Militant groups have been under fire on several fronts. Pakistani Air Force is pounding Taliban fighters on the Af-Pak border. USA has resumed air strikes on IS in Iraq. Saudi Arabian jets bombed Houthi militants in Yemen.
Global markets were spooked by the possibility that movement of oil tankers through Aden may get affected. Prices of oil (and gold) spiked up. Stock markets took steep dives.
Sensex and Nifty negated bullish ‘falling wedge’ patterns (drawn on charts last week) by their sharp falls, and are trading near the lower edges of their respective support zones. Both indices have corrected around 9% from their all-time highs touched earlier this month.
As per provisional figures, FIIs were net buyers of equity worth Rs 1100 Crores. DIIs were also net buyers of equity worth Rs 1200 Crores during the week.
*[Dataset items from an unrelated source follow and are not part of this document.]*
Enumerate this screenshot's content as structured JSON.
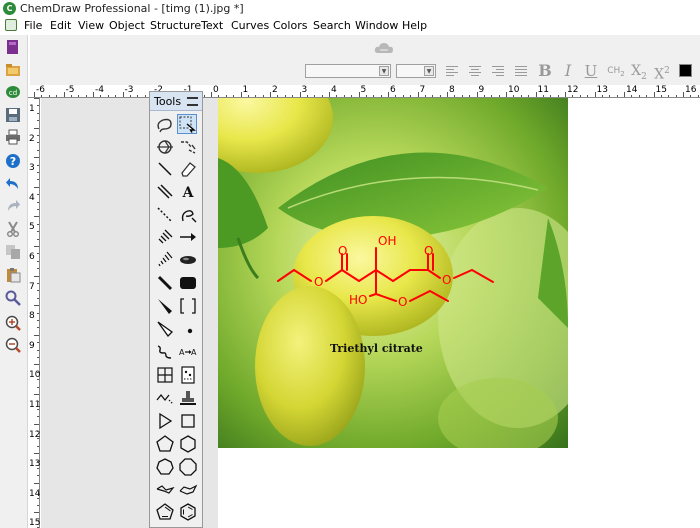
{
  "window": {
    "title": "ChemDraw Professional - [timg (1).jpg *]"
  },
  "menu": {
    "items": [
      "File",
      "Edit",
      "View",
      "Object",
      "Structure",
      "Text",
      "Curves",
      "Colors",
      "Search",
      "Window",
      "Help"
    ]
  },
  "format_toolbar": {
    "font_name": "",
    "font_size": "",
    "bold_label": "B",
    "italic_label": "I",
    "underline_label": "U",
    "formula_label": "CH2",
    "subscript_label": "X2",
    "superscript_label": "X2",
    "text_color": "#000000"
  },
  "ruler": {
    "horizontal": [
      "-6",
      "-5",
      "-4",
      "-3",
      "-2",
      "-1",
      "0",
      "1",
      "2",
      "3",
      "4",
      "5",
      "6",
      "7",
      "8",
      "9",
      "10",
      "11",
      "12",
      "13",
      "14",
      "15",
      "16"
    ],
    "vertical": [
      "1",
      "2",
      "3",
      "4",
      "5",
      "6",
      "7",
      "8",
      "9",
      "10",
      "11",
      "12",
      "13",
      "14",
      "15"
    ]
  },
  "tools_palette": {
    "title": "Tools"
  },
  "structure": {
    "color": "#ff0000",
    "atom_labels": {
      "o_ketone_left": "O",
      "o_ether_left": "O",
      "oh_top": "OH",
      "o_ketone_right": "O",
      "o_ether_right": "O",
      "ho_bottom": "HO",
      "o_bottom": "O"
    },
    "caption": "Triethyl citrate"
  }
}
So, who killed the market? “..after all, it was you and me” (with due credit to the Rolling Stones, Sympathy for the Devil).
BSE Sensex index chart
The daily bar chart pattern of Sensex has corrected almost 2800 points (9.25%) from its lifetime high of 30025 touched on Mar 4 ‘15.
Is the bull market coming to an end? Not till Sensex and the 50 day EMA crosses below the 200 day EMA. Where is the index headed? To look for answers, let us check the facts:-
Bearish points:
- The 20 day EMA has crossed below the 50 day EMA, and the index is trading below both EMAs
- The lower edge of the ‘support zone’ was breached during Friday’s trading
- The upward ‘gap’ formed on Jan 15 failed to provide support and has been filled
- All four daily technical indicators are in bearish zones
Bullish counterpoints:
- The 200 day EMA is still rising, and the index is trading above it
- Though the ‘support zone’ was breached intra-day, the index moved up to close within the ‘support zone’
- The filling of an upward ‘gap’ is usually followed by a resumption of the up move
- All four technical indicators are looking oversold, and showing some signs of reversing direction
As per anecdotal evidence, HNI and retail investors have been selling. Expectations of a poor Q4 results season have already been ‘discounted’. Technically, a turnaround seems just around the corner. This may be a good time to slowly accumulate fundamentally strong stocks.
NSE Nifty 50 index chart
The weekly bar chart pattern of Nifty has corrected 850 points (9.3%) from its lifetime high of 9119 touched in the week ending on Mar 6 ‘15. Can the index correct some more?
Most of the technical signals are pointing to such a possibility. The index has dropped below its 20 week EMA, and the Up trend line 2. However, Nifty closed within the 3% ‘whipsaw’ limit of the trend line.
On the downside, expect support from the lower edge of the ‘support zone’ at 8180, and the rising 50 week EMA (at 8000). Can Nifty drop below its 50 week EMA? Nothing can be ruled out. But the TRIN (a breadth indicator – not shown) is suggesting a turnaround.
Weekly technical indicators are looking bearish. MACD is falling below its signal line in positive territory. ROC is below its 10 week MA and has dropped inside negative zone. RSI is seeking support from its 50% level. Slow stochastic has slipped below its 50% level.
Bottomline? The corrections on BSE Sensex and NSE Nifty charts have reached important support levels. A pullback – if not a reversal of the intermediate down trend – may be on the cards. Both indices are still in long-term bull markets. The corrections are providing long-term entry opportunities.